The first one being, what if things don’t work in my favour? Well maybe I will realize that they don’t. Perhaps it maybe true that my knowledge and intellect said that it wasn’t probably the best way, but the gut said it did. What if I went ahead and followed the gut and proved myself wrong? Is it such a big deal? As in how big the mistake can be? How huge are the stakes?
The second question that creeps in is “Am I doing anything better”. Trust me, more often than not, the answer has always been NO. Makes me wonder, Gosh I really don’t do many things at all, atleast not properly! But there is a certain beauty in that question. I have often ventured out, most times out of the comfort zone. The natural tendency was the inertia to stay put in one place since I was very comfortable there. But this question somehow kept goading me into action, into things stranger than the other. If I am not doing anything better, why not try this one out. Probably the one question that also helped this decision making was, what can I learn out of this. And whenever the answer was something positive, I guess that somehow managed to explain the decision making.

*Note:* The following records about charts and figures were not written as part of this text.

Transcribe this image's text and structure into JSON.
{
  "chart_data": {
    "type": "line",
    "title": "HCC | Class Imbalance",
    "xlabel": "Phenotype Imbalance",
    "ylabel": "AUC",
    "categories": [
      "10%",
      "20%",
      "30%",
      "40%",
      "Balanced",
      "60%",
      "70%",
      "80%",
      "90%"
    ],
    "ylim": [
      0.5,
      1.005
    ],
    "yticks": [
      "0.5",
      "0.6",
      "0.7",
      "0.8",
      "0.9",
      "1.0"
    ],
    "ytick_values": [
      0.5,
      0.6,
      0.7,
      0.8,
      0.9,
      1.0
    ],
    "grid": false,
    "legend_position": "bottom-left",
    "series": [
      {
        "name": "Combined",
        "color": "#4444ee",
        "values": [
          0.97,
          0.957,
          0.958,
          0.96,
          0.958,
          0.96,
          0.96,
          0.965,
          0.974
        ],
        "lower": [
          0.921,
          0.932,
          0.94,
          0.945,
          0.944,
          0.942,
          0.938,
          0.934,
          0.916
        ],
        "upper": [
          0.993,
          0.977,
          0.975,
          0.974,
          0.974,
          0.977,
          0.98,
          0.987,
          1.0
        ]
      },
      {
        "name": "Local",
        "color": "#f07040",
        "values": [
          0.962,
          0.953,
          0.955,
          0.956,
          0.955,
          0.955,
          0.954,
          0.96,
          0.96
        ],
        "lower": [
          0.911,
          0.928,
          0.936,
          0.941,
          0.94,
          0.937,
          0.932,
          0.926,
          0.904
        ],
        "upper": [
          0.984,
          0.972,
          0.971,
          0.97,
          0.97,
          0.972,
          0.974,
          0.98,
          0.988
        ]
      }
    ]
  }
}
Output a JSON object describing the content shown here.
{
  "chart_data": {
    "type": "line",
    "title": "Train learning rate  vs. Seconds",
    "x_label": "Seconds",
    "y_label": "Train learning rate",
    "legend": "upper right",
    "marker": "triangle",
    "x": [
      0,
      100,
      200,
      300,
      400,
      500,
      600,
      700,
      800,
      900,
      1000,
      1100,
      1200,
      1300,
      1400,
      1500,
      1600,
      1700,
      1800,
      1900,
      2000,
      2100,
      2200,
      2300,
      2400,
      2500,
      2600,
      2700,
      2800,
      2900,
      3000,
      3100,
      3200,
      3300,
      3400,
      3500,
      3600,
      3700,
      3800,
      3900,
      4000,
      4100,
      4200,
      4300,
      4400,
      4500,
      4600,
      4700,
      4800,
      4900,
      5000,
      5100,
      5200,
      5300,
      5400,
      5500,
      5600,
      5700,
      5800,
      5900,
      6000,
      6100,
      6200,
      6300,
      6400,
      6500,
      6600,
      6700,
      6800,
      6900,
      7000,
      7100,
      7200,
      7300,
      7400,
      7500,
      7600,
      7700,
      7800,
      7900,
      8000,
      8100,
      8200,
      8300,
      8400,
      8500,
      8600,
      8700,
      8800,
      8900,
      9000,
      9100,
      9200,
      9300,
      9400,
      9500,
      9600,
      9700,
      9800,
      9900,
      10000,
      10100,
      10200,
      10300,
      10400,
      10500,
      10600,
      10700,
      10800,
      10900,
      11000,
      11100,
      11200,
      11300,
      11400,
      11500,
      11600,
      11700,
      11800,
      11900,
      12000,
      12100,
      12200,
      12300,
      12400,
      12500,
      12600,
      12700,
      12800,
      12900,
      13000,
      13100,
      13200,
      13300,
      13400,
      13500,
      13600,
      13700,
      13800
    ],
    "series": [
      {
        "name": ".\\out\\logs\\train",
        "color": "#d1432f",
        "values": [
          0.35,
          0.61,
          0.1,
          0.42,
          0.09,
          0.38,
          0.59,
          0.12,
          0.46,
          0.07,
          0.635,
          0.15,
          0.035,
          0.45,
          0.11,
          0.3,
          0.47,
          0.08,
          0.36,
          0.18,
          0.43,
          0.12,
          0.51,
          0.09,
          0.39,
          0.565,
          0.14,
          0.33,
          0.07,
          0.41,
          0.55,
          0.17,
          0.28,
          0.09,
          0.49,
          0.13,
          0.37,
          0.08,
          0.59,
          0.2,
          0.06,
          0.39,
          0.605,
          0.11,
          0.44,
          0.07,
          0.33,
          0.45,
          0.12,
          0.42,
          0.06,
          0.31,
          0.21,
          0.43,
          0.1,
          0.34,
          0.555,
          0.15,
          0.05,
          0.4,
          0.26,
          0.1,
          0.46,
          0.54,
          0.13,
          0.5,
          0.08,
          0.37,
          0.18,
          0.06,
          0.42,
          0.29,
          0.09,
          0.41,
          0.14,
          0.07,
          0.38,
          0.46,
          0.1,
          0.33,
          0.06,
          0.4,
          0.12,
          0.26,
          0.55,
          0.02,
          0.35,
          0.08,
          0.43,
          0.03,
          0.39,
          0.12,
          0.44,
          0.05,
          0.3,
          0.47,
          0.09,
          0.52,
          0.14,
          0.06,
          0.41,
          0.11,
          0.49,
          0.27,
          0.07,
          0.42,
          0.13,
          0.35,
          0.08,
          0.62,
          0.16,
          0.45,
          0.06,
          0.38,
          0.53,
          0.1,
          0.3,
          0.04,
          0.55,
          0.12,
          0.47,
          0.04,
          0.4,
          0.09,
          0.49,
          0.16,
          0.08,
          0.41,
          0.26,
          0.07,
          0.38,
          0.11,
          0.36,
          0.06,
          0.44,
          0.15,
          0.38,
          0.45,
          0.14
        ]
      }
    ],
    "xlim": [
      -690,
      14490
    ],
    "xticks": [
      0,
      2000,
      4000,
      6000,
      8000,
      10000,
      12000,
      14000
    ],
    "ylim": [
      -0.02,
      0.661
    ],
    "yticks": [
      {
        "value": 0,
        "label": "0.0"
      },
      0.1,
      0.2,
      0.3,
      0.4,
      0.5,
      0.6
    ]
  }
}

Well I wouldn’t advocate this as the perfect method, but I would want to ask that question – What if I lose? What indeed? Most of the fears we have against doing something new, something out of our comfort zone are the perceived ones, probably because we are staring at the end of unknown? But what if we are doing that? I mean is the fear of losing out that big that it wouldn’t even let us try? And if it is doing that, are we that small that we are going to let a fear control it?